Member of the British Columbia Legislative Assembly for Dewdney
- In office May 5, 1983 – October 17, 1991 Serving with Norm Jacobsen (1986–1991)
- Preceded by: George Mussallem
- Succeeded by: Riding Abolished

Personal details
- Born: March 19, 1920 Vancouver, British Columbia
- Died: February 19, 2003 (aged 82) Maple Ridge, British Columbia
- Party: British Columbia Social Credit Party

Military service
- Allegiance: Canada
- Branch/service: Royal Canadian Air Force
- Years of service: 1941–1970
- Rank: Lieutenant-Colonel

= Austin Pelton =

Canadian politician

Forbes Charles Austin Pelton (March 19, 1920 – February 19, 2003) was a political figure in British Columbia. He represented Dewdney in the Legislative Assembly of British Columbia from 1983 to 1991 as a Social Credit member.

He was born in Vancouver, British Columbia, the son of Forbes Buel Pelton and Kathleen Francis Austin, and was educated in Burnaby and at Western University. In 1942, he married Louise Ratcliffe. Pelton was an alderman for Maple Ridge, also serving as mayor. He was a big
band singer and pianist in the late thirties.

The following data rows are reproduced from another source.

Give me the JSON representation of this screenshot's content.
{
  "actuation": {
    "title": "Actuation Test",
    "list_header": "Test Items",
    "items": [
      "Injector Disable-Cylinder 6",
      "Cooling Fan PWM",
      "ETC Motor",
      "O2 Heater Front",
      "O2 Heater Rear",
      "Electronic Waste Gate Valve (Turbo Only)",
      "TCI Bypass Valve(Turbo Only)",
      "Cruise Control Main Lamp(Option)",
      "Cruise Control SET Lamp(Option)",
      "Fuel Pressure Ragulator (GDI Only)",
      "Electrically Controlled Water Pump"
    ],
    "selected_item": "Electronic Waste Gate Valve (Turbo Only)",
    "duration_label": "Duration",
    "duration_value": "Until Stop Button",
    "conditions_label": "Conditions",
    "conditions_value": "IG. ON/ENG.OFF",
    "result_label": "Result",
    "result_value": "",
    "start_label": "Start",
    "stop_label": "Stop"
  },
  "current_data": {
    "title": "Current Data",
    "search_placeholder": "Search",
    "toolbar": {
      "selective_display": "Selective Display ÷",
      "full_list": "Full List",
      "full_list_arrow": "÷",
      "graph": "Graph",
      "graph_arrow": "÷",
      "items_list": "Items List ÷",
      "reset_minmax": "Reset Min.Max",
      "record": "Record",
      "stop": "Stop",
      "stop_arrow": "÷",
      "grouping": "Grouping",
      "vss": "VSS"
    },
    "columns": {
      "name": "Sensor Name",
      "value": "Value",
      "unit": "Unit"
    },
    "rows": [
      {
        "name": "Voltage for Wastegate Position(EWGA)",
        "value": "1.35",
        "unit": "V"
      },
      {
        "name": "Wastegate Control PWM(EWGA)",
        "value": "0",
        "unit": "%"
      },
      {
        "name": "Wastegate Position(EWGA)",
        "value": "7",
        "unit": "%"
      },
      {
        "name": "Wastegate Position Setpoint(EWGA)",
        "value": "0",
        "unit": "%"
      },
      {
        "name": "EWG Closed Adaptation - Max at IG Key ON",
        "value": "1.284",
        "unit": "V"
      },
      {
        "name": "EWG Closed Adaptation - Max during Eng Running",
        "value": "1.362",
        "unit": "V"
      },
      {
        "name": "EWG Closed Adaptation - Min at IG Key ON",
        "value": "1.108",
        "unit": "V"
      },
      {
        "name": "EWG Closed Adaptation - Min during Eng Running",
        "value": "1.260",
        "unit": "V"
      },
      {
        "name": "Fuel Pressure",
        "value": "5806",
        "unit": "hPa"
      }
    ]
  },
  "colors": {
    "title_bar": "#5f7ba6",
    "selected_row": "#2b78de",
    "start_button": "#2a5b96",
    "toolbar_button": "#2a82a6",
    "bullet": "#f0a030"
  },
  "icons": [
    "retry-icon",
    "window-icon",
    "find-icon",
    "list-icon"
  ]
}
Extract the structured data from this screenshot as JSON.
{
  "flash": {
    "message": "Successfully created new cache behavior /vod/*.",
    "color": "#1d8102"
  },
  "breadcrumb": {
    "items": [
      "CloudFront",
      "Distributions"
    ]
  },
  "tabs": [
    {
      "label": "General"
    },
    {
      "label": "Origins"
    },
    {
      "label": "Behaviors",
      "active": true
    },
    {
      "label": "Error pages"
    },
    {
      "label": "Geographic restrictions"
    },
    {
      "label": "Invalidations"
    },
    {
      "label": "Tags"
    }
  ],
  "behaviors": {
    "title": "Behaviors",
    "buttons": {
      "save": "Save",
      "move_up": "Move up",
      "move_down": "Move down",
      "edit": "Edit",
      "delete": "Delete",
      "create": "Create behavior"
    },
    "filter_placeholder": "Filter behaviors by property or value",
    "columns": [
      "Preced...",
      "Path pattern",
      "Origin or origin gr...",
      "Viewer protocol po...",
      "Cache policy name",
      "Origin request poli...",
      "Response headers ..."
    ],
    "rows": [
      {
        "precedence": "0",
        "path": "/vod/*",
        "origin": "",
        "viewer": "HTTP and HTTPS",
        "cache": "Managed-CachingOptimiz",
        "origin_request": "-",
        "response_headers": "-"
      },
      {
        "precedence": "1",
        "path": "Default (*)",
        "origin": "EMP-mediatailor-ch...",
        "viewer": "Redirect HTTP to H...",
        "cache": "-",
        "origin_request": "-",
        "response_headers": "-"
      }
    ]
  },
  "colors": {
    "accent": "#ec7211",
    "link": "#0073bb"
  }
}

From 1941 to 1970, he served in the Royal Canadian Air Force and Canadian Air Force and retired as a Wing Commander (Lieutenant Colonel). Pelton was a member of the provincial cabinet in 1985 and 1986, holding the position of Minister of the Environment. He subsequently served as the deputy speaker of the legislative assembly.